Saturday, August 08, 2009
'A Suitable Boy' Vikram Seth
Is this an Indian disease? This urge to encapsulate the whole of reality?
One of the characters in this book is a poet who is writing a novel. The novel in progress is described as a river, like the Ganga, with lots of tributaries and creeks. This image, of course, stands as an emblem of the method of A Suitable Boy itself, and is one of the very rare metafictional devices in a book that is otherwise wholly without any trace of modernity. It’s as if Seth is writing from a space uninfluenced by modernism, magical realism, hyperrealism, post-structuralism, deconstruction, or any of the other games beloved by post-modernist novelists and theorists. No tricks with narrative sequence or voice or point of view, or implied readers brought to the surface, or fractured and blended images, funny voices or intertextual cleverness. What we have instead is a slow and measured unfolding of events and scenes in one, organic, huge, all-encompassing magisterial narrative in the mid Victorian style; an Indian Trollope or Dickens or early Eliot, or Balzac; or indeed a modern Mahabharata.

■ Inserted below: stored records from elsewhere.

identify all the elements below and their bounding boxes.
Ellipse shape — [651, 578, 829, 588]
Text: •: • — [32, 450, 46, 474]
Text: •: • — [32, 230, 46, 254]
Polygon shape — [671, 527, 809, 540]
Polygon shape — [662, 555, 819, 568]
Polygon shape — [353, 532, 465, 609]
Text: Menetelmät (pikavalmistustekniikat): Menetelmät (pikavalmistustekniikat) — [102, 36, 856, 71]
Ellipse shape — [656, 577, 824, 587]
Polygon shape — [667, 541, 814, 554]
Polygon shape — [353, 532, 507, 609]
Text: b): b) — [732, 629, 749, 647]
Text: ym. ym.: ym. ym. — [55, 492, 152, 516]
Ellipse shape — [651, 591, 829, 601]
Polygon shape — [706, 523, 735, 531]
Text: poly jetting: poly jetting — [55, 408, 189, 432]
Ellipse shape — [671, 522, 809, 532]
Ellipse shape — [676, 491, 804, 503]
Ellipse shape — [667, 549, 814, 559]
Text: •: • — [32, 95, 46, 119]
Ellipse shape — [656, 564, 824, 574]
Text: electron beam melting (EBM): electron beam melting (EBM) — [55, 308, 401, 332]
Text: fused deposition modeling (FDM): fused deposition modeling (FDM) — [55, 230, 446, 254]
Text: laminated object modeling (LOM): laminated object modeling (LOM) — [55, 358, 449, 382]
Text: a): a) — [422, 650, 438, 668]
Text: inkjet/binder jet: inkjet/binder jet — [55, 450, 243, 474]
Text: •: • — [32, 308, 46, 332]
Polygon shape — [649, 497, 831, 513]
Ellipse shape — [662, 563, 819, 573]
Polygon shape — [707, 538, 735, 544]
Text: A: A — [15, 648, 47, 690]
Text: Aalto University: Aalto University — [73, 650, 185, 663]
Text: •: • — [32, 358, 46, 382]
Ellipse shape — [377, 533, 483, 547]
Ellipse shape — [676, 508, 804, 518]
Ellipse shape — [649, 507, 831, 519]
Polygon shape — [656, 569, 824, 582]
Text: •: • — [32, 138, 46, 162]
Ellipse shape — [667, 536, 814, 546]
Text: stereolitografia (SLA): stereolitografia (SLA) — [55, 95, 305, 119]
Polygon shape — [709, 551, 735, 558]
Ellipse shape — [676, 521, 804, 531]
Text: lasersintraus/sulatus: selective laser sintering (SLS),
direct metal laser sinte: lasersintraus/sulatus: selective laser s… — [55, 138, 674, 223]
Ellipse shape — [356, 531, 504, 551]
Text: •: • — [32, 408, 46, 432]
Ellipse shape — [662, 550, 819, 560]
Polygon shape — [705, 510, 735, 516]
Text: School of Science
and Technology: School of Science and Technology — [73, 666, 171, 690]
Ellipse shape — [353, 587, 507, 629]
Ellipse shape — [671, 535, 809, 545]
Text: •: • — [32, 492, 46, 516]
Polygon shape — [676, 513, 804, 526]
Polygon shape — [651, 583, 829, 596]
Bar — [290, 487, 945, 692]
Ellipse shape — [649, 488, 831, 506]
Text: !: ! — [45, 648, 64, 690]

The story involves a widowed mother’s search for a suitable husband for her youngest daughter, but encompasses very much more than that. The story of the Mehra family is interleaved with the stories of three other families, with whom they are connected by birth, marriage or friendship. These families in turn are connected with a host of subsidiary characters, the crowds of the fictional city of Brahmpur and the real cities of Calcutta and Delhi, the province of Pruvah Pradesh and ultimately the whole of India. The time is the year 1951/2; the political and social backdrop is the run-up to the first General Election in the country’s history. Muslim and Hindu, their religions, customs and values, as well as the relationship between them, are both equally represented. The quest for a suitable boy provides a structural backbone, as old and as honoured and as reliable a narrative device as the river Ganga itself, and is complicated, in the best traditions of the 19 century novel, by an interweaving plot involving family secrets that ultimately effects all the characters.

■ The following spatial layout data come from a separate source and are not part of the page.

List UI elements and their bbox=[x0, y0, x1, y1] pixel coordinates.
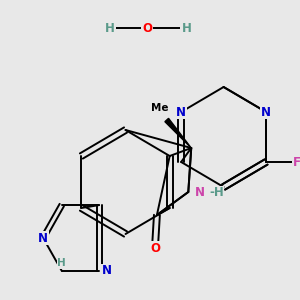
Text: N: N bbox=[38, 232, 48, 244]
Text: H: H bbox=[182, 22, 191, 34]
Text: O: O bbox=[150, 242, 160, 254]
Text: H: H bbox=[57, 258, 66, 268]
Text: N: N bbox=[102, 264, 112, 278]
Text: -H: -H bbox=[209, 187, 224, 200]
Text: N: N bbox=[176, 106, 186, 118]
Text: Me: Me bbox=[151, 103, 169, 113]
Polygon shape bbox=[165, 118, 191, 148]
Text: N: N bbox=[261, 106, 271, 118]
Text: O: O bbox=[142, 22, 152, 34]
Text: F: F bbox=[292, 155, 300, 169]
Text: H: H bbox=[105, 22, 115, 34]
Text: N: N bbox=[195, 185, 205, 199]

The scope is Tolstoyan. Huge epic scenes of riots, stampedes, public processions, parliamentary debates and political shenanigans among real historical characters are balanced with intimate descriptions of family meals, the ruminations of the fictional characters as they work through their moral dilemmas and relationships, the passing of the seasons; the text is full of portraits of birds, children and the eternal poor of both city and countryside; references to and detailed descriptions of Indian music, movies, food, festivals, religious mania, poetry, appear as part of the narrative, embedded in it through the characters, not flashed around as authorial digressions. Everything is presented but never explained.
The characters are all superbly drawn and lifelike; they almost present themselves. The relationships between them evolve and change as the year progresses and as events exercise their inexorable pull. All the characters are highly memorable and take on independent life in the mind of the reader. One wonders about them, and what they are doing when the book is closed. This is a huge achievement, given the length of the novel and number of characters.
Seth’s (19th century) theme is family, and marriage, specifically arranged marriages. Other themes include the position of women generally in Indian life, and specifically women in purdah, academic life, political life, business life, economic life, cultural life, Muslim-Hindu relations, the caste system, and so on. Each sphere of social activity, each layer of society has a story, and characters to present it, and this is done entirely unselfconsciously: what stands always to the fore is the characters and their situations and how they interact. The whole of India in one year is presented through its people.
Seth’s greatest achievement is the narrative voice, which is always self effacing and utterly transparent. Themes and issues are presented with a steady consistency of imaginative objectivity. We see these concerns as the characters see them: there are no distancing devices, no poking through the veil of ideologies, no historical hindsight, no modern gap between what the narrative presents, and how it is presented. Throughout the book, whether in the Hindu or Muslim sections, issues and institutions are presented entirely without judgement from a (modern) (Western) external perspective, but from inside the story itself, just as the characters see them. We are completely brought in and made part of the story; we inhabit the same mental (and physical- Seth’s writing is highly pictorial and intensely evocative) space as the characters. In willingly suspending our disbelief as we become absorbed in the novel, our own ideology and even our own values slowly dissolve as we come to understand the characters and their world as they see it. When Lata finally makes her choice as to which of the three young men she is going to marry (shades of Basanio’s choice in reverse), we may feel disappointed with her choice, but we completely agree with it and understand it.
This is surely the purpose and power of great fiction.